When children need help, they are more likely to go to their mother than their father.
Educational scientist Margrit Stamm has shown that today more than 84 per cent of fathers cuddle with their children and establish physical closeness. Nevertheless, a higher percentage of children and adolescents still build up a closer relationship of trust with their mother. When they need help, they are more likely to go to her than to him.
Schoolchildren who are securely attached to both parents develop greater social skills and report fewer problems in everyday life. The simultaneous bond with father and mother acts as a «protective factor» against loneliness, feelings of anxiety and depression.

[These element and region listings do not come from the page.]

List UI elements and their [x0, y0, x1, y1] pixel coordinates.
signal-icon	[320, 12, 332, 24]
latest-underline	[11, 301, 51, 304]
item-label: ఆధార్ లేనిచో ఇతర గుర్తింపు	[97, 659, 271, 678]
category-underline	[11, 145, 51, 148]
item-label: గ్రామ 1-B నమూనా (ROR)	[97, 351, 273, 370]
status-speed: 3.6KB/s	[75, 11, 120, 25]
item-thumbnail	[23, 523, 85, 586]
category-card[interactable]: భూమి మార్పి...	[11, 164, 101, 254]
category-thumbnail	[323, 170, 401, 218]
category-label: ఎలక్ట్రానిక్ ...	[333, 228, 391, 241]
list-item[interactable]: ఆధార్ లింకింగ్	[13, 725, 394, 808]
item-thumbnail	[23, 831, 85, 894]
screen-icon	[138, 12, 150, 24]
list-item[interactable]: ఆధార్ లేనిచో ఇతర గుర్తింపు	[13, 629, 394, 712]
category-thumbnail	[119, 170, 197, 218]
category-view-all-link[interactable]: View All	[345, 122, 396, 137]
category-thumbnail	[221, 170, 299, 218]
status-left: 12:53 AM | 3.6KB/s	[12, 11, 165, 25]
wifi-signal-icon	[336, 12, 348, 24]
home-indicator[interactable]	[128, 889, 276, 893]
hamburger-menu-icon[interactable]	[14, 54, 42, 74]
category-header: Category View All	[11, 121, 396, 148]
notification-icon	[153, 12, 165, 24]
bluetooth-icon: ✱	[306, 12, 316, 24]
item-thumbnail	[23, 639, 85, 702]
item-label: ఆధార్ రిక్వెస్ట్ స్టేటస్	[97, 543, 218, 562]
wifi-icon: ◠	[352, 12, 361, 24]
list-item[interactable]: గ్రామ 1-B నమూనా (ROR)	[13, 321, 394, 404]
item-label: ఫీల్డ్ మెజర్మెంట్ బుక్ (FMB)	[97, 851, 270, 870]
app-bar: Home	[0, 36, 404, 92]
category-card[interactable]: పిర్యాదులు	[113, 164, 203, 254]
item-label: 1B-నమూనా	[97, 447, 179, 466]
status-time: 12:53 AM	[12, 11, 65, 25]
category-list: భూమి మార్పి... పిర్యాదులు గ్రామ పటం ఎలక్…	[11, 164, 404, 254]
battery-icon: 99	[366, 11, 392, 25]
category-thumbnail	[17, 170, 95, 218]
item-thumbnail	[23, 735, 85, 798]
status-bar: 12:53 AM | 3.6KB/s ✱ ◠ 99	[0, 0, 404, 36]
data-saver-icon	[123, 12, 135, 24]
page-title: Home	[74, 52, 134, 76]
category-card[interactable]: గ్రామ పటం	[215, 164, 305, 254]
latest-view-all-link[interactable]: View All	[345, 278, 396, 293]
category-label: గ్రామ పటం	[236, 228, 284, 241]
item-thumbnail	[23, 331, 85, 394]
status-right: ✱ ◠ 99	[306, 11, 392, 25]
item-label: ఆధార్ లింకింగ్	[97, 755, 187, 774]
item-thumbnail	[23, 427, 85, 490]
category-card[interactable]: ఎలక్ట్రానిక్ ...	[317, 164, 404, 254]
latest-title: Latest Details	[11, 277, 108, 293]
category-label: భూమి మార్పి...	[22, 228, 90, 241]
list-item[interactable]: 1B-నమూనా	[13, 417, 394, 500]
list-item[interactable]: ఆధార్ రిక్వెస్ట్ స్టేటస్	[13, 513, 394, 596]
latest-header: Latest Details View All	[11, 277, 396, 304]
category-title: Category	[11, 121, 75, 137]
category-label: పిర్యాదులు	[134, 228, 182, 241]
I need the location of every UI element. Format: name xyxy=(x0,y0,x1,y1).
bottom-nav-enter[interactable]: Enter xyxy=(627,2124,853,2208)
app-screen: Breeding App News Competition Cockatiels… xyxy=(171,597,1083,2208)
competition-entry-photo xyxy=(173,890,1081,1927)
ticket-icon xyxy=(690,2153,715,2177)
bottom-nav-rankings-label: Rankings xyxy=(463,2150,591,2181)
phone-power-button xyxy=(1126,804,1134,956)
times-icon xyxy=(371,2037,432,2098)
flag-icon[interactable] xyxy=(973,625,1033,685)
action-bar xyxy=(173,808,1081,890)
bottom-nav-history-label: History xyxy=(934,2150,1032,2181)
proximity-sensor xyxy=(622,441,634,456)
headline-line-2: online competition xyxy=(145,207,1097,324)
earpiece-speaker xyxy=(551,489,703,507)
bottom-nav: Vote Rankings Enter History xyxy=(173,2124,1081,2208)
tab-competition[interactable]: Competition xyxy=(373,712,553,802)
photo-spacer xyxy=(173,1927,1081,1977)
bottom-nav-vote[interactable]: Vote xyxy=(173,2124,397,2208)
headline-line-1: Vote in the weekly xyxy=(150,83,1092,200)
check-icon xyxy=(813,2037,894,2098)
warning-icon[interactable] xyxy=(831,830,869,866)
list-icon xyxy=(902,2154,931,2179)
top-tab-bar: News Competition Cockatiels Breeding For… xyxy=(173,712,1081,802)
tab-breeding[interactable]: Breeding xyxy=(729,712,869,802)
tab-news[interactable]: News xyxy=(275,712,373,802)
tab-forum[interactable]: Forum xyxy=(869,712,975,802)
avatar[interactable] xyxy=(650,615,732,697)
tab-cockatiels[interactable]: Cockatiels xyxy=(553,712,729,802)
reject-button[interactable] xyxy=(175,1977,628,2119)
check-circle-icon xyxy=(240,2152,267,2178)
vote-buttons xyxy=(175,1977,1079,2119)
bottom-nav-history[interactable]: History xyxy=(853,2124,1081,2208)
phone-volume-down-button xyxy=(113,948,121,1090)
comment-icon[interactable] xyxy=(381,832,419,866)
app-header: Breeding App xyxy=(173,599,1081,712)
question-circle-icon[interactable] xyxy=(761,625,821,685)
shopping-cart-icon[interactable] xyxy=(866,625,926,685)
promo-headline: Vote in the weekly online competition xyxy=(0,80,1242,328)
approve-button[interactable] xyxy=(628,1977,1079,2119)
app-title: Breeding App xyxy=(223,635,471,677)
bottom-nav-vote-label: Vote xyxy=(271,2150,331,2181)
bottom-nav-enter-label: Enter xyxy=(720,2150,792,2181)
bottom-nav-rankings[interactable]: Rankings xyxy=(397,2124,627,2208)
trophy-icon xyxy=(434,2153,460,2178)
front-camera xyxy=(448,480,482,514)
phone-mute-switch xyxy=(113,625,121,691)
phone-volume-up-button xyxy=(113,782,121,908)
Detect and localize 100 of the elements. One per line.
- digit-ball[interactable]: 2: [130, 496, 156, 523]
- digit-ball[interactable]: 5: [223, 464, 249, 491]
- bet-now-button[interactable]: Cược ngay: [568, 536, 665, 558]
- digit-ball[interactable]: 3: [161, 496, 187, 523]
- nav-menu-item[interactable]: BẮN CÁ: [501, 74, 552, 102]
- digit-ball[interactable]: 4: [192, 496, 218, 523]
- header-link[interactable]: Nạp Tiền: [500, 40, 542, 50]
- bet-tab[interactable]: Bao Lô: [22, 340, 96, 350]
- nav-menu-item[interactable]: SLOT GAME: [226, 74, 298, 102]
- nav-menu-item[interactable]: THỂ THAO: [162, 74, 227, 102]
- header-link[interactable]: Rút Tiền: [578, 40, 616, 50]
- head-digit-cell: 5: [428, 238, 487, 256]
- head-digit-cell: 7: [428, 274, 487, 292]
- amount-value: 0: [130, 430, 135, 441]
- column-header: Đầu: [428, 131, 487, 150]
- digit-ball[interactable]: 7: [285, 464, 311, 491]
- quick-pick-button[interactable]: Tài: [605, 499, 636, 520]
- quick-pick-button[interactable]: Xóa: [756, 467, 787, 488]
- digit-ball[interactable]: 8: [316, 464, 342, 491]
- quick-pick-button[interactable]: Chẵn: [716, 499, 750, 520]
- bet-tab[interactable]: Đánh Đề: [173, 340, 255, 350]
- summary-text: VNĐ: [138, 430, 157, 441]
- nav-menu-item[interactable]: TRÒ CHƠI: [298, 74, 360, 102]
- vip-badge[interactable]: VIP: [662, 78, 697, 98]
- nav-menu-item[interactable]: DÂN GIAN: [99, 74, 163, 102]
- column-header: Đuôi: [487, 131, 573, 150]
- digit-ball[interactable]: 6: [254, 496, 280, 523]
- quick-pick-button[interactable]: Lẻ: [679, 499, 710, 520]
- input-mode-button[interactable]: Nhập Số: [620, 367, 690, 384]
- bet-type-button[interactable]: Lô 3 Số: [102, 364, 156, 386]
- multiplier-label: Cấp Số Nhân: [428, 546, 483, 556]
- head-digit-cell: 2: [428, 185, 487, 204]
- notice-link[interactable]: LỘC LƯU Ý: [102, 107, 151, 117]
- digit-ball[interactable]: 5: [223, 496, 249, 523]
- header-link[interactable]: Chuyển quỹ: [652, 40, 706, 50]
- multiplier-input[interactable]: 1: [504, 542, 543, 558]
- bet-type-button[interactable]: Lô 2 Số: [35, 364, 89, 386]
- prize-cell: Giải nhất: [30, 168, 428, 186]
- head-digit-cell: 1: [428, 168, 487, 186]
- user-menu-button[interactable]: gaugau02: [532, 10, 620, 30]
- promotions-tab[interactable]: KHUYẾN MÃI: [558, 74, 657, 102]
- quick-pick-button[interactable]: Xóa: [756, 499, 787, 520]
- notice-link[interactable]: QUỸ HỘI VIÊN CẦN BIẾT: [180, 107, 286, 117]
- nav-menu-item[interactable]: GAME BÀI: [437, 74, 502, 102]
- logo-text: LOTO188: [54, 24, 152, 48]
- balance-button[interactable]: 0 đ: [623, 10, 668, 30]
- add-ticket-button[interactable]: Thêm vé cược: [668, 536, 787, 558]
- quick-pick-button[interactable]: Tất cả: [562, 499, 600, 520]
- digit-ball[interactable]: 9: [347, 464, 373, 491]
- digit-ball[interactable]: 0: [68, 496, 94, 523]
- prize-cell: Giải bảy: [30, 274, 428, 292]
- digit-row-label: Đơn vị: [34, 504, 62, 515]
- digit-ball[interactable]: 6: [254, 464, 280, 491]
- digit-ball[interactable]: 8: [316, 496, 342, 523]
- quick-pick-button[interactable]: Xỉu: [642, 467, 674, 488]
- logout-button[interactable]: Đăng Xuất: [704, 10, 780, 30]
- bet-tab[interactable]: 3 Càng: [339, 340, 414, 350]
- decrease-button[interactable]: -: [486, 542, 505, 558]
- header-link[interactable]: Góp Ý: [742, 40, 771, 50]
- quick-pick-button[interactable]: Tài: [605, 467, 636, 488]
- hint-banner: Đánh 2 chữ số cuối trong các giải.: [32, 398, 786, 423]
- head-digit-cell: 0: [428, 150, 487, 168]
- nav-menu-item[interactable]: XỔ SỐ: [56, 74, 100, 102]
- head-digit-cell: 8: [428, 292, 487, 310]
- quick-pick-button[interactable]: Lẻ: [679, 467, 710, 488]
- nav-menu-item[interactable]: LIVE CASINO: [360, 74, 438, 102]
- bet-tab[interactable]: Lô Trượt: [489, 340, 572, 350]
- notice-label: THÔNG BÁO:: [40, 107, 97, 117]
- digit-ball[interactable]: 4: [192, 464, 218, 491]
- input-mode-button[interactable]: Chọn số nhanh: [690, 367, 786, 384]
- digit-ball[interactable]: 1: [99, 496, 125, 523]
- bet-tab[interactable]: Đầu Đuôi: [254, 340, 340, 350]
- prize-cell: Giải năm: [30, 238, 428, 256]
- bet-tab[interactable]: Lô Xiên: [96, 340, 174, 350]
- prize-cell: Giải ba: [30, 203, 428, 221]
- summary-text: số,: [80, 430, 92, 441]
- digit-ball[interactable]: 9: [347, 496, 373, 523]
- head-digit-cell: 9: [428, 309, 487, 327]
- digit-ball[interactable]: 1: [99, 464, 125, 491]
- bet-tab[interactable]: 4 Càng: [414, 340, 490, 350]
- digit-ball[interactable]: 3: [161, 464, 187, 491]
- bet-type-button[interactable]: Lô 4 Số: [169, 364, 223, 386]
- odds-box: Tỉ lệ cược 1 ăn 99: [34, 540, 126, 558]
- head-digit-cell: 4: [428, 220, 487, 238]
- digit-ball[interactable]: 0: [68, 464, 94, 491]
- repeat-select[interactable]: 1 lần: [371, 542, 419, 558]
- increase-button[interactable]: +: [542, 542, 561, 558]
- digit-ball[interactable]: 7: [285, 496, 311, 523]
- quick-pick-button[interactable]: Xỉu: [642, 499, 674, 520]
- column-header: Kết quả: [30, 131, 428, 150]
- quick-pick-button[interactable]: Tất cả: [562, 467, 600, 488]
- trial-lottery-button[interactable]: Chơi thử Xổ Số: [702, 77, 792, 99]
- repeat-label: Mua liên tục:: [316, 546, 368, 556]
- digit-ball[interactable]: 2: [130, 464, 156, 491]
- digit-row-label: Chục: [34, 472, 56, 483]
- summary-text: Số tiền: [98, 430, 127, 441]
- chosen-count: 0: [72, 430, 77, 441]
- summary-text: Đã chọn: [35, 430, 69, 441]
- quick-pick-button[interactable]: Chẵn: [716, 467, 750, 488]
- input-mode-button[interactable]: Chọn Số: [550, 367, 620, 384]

5. fathers also stay at home
Fathers today spend four times more time with their children than was the case in the 1960s. «Back then, Dad came home from work and waited for his wife to serve him a martini. His job was to earn money for the family. Parenting was entirely the wife's job,» says psychologist Brenda Volling. «This type of father hardly exists today. Fathers take it for granted that they are involved in bringing up the children.»
6. fathers are real men
In interviews and self-written blogs, full-time fathers like to use a kind of «DIY language» to talk about their everyday lives. In fact, they perform some of their activities in a particularly masculine way - for example, by stirring cake batter with a drill or assembling their children's Halloween masks in the hobby room instead of buying them in the shop.
In other words: good fathers look after their children like a mother - but they want to remain real blokes. It may be that one dad is a great partner, that the other one tugs, reads, comforts, stays at home and retains his masculinity. But as long as he does all this from the heart, in his own way, he will be «good enough» - and the best father you could wish for your child.